Chipmink: Efficient Delta Identification for Massive Object Graph
Supawit Chockchowwat, Sumay Thakurdesai, Zhaoheng Li, Matthew Krafczyk, Yongjoo Park
TL;DR
Chipmink introduces a structure-aware delta object store that partitions evolving object graphs into pods to support partial persistence for large-scale data science workflows. The core ideas are podding (subgraph partitioning), a virtual global memo space for cross-pod references, and a learned Greedy Algorithm (LGA) to optimize pod granularity and minimize persistence cost; change detection and a synonym cache reduce I/O by reusing unchanged pods, while asynchronous saving preserves interactivity via active-variable locking and an allowlist-based static code checker. The system achieves up to 36.5x storage reduction and 12.4x faster persistence over strong baselines on real notebooks, and it supports Python libraries across memory, GPUs, and remote objects. Together, these mechanisms enable efficient, correct delta-based persistence for massive object graphs, improving resilience and exploratory workflows in data science environments. Chipmink’s modular design suggests broad portability to other runtimes and serialization schemes, with potential further gains from more lightweight volatility modeling and parallelized serialization.
Abstract
Ranging from batch scripts to computational notebooks, modern data science tools rely on massive and evolving object graphs that represent structured data, models, plots, and more. Persisting these objects is critical, not only to enhance system robustness against unexpected failures but also to support continuous, non-linear data exploration via versioning. Existing object persistence mechanisms (e.g., Pickle, Dill) rely on complete snapshotting, often redundantly storing unchanged objects during execution and exploration, resulting in significant inefficiency in both time and storage.

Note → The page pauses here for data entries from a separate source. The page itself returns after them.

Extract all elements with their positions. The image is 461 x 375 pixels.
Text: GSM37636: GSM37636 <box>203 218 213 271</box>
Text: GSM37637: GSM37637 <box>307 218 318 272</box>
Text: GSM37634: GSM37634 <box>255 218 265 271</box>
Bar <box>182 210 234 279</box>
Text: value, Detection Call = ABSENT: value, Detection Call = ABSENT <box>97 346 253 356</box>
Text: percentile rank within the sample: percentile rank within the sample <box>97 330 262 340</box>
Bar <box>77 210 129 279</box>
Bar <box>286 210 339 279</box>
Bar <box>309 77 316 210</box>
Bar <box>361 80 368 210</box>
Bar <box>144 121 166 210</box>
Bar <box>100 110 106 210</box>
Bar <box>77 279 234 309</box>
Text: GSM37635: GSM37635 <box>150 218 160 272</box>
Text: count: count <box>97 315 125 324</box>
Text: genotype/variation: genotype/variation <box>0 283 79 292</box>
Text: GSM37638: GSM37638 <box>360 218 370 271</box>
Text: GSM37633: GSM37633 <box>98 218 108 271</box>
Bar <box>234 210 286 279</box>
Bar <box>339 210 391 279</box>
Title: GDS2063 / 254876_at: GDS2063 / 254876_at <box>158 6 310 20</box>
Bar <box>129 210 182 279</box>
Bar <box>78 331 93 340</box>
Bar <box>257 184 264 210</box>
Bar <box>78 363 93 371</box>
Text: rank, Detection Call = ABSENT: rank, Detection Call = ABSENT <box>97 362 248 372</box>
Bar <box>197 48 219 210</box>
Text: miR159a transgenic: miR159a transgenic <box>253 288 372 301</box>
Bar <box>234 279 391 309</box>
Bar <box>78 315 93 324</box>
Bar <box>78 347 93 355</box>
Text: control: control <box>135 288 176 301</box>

Unlike DBMSs, data science systems lack centralized buffer managers that track dirty objects. Worse, object states span various locations such as memory heaps, shared memory, GPUs, and remote machines, making dirty object identification fundamentally more challenging. In this work, we propose a graph-based object store, named Chipmink, that acts like the centralized buffer manager. Unlike static pages in DBMSs, persistence units in Chipmink are dynamically induced by partitioning objects into appropriate subgroups (called pods), minimizing expected persistence costs based on object sizes and reference structure. These pods effectively isolate dirty objects, enabling efficient partial persistence. Our experiments show that Chipmink is general, supporting libraries that rely on shared memory, GPUs, and remote objects. Moreover, Chipmink achieves up to 36.5x smaller storage sizes and 12.4x faster persistence than the best baselines in real-world notebooks and scripts.